As I make my way back to my hotel I reflect on what I've learned. Whereas in Early Boybandland all I really found was that boybands (early American ones, at least) played watered-down pop, soul and dance music that had little or nothing to say, and was fairly formulaic and generic, here in GBBL I've learned, mostly down here in the south, that boybands can change, that they can break beyond the rigid musical boundaries they find themselves in, that they can try other things and that, given the right impetus and decent songs they can start to regard themselves as “proper” bands, or more to the point perhaps, be regarded by other than their fans as proper musicians.

I've already noted that I have been impressed by two boyband albums, both of whom come from my side of the Atlantic, and it gives me hope.

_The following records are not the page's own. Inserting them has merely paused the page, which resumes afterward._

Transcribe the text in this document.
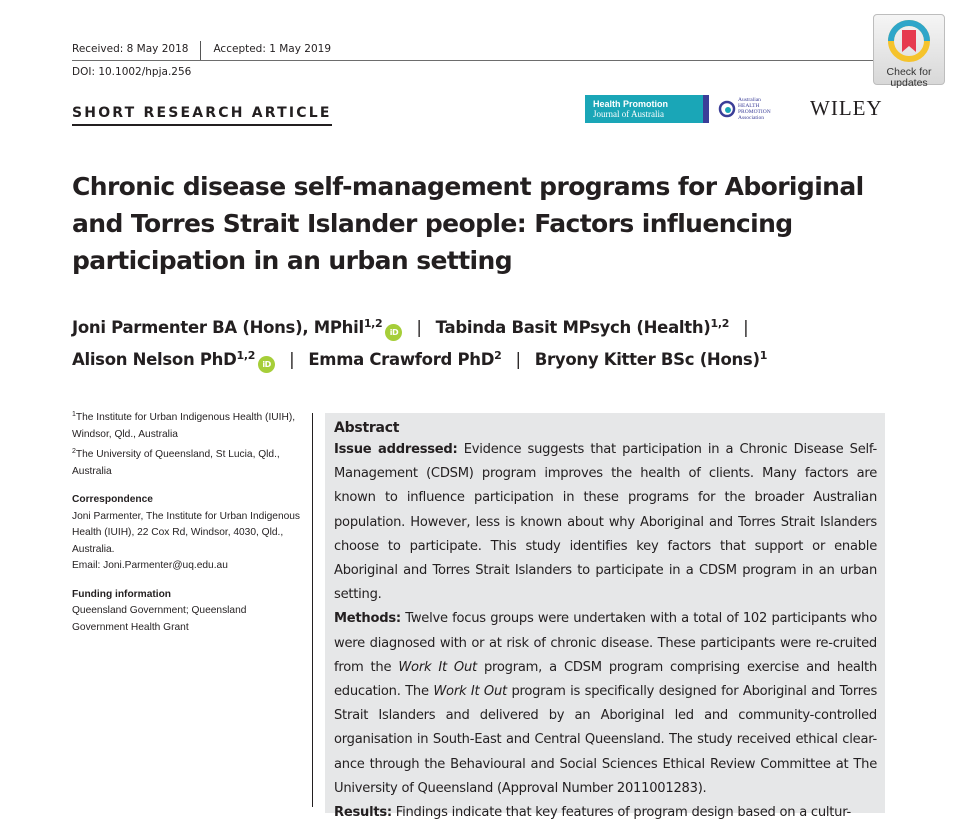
Received: 8 May 2018	Accepted: 1 May 2019
DOI: 10.1002/hpja.256	Check for
updates
SHORT RESEARCH ARTICLE
Health Promotion
Journal of Australia
Australian
HEALTH
PROMOTION
Association	WILEY
Chronic disease self-management programs for Aboriginal and Torres Strait Islander people: Factors influencing participation in an urban setting
Joni Parmenter BA (Hons), MPhil$^{1,2}$iD | Tabinda Basit MPsych (Health)$^{1,2}$ |
Alison Nelson PhD$^{1,2}$iD | Emma Crawford PhD$^2$ | Bryony Kitter BSc (Hons)$^1$
$^1$The Institute for Urban Indigenous Health (IUIH), Windsor, Qld., Australia
$^2$The University of Queensland, St Lucia, Qld., Australia
Correspondence
Joni Parmenter, The Institute for Urban Indigenous Health (IUIH), 22 Cox Rd, Windsor, 4030, Qld., Australia.
Email: Joni.Parmenter@uq.edu.au
Funding information
Queensland Government; Queensland Government Health Grant
Abstract

Issue addressed: Evidence suggests that participation in a Chronic Disease Self-Management (CDSM) program improves the health of clients. Many factors are known to influence participation in these programs for the broader Australian population. However, less is known about why Aboriginal and Torres Strait Islanders choose to participate. This study identifies key factors that support or enable Aboriginal and Torres Strait Islanders to participate in a CDSM program in an urban setting.

Methods: Twelve focus groups were undertaken with a total of 102 participants who were diagnosed with or at risk of chronic disease. These participants were re-cruited from the Work It Out program, a CDSM program comprising exercise and health education. The Work It Out program is specifically designed for Aboriginal and Torres Strait Islanders and delivered by an Aboriginal led and community-controlled organisation in South-East and Central Queensland. The study received ethical clear-ance through the Behavioural and Social Sciences Ethical Review Committee at The University of Queensland (Approval Number 2011001283).

Results: Findings indicate that key features of program design based on a cultur-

When, in preparation for this series of articles, several months ago, I went searching torrents for Nsync, Backstreet Boys, Boyzone and Westlife, and other boybands, I felt kind of dirty having them on my hard drive, and had absolutely no doubt that, once the article was written and published, I would summarily delete them from my computer, never wishing to listen to them again. However, I'm as surprised as anyone to admit that there are one or two albums I will be keeping, and listening to just for pleasure.

I suppose in the final analysis this series has proven, or is proving, that you can never take anything for granted, judge nothing at face value, and that in this wonderful and varied world of music, there's always some new surprise waiting for you, if you have the courage to look for it and allow it to affect you. In the end, close-mindedness is the enemy of all music: just because you don't like ---- or haven't heard, but have formed an instant and uninformed opinion about --- certain music, does not mean that there isn't something there, waiting to be discovered, waiting to inform and educate you, and perhaps open a small door into a much wider world of music, a door you would never previously have chosen, or dared, to walk through.

I've titled this section “Stranger in a strange land”, and treated it as allegorical to a sea voyage, a journey of exploration and discovery, and like most explorers, I find I'll be coming back with more than a few little treasures and mementoes, and a better understanding of something about which I was largely ignorant, and uncaring, before I set off. I'm not becoming anything close to a fan of boyband music, but I can begin to see something of merit in some of it. This traveller is starting to feel less of a stranger in these lands.

Squinting blearily up at the night sky as I make my way back to my hotel, I wonder if it's too late to catch Shaymus at the Bertie Inn?